After its trading debut on the Nasdaq last week, British Columbia-based Tilray has a market cap in excess of $3 billion – more than 140 times its reported 2017 revenue of $20.5 million.
Across the board, the market caps ring in at multiples of nearly 90 to more than 120 times each of the firms’ reported revenues.
“It is not unusual for an early stage, hypergrowth industry to receive high valuations,” said Scott Greiper, president at Viridian Capital Advisors.
Looking back at tech and other emerging industries, Greiper said it’s common for early stage markets to be valued on an “enterprise value to revenue multiple” – a metric used for high-growth businesses that don’t have a long history of positive earnings.
“This stage of market growth is all about market share, early revenue traction and an overall land grab,” he said.
But even given those considerations: “In the Canadian marketplace, valuations certainly seem excessive.”
Hooooooooowheeeee those valuations seem excessive.

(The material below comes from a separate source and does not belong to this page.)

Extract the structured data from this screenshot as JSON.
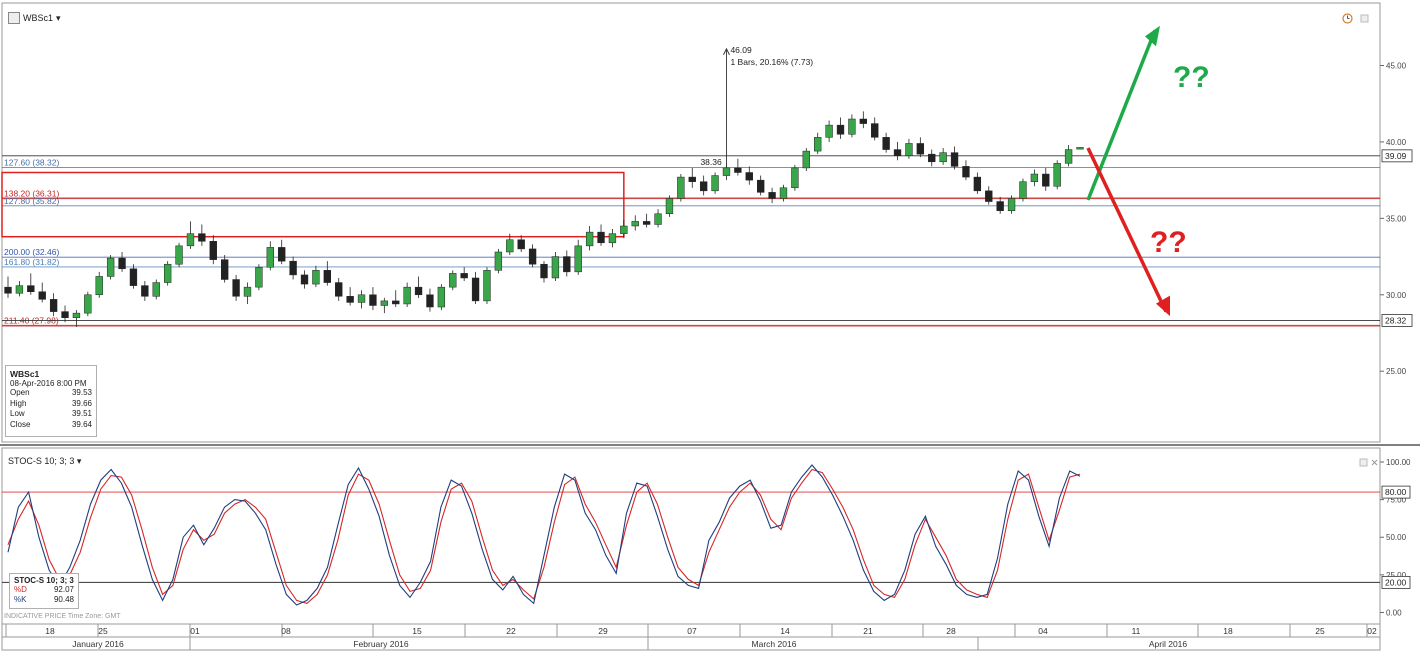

Tilray has a market cap over 140x its revenue in 2017. Those share prices are going to have to fall at some point.
If you have any friends who want to invest in the industry, tell them that right now is possibly the worst time to invest (stock prices will be insane). Wait til there’s a crash before investing. Remember, the rule for investing is always buy low and sell high. When companies are overvalued this excessively, we’re on high tide. Wait til low tide comes in.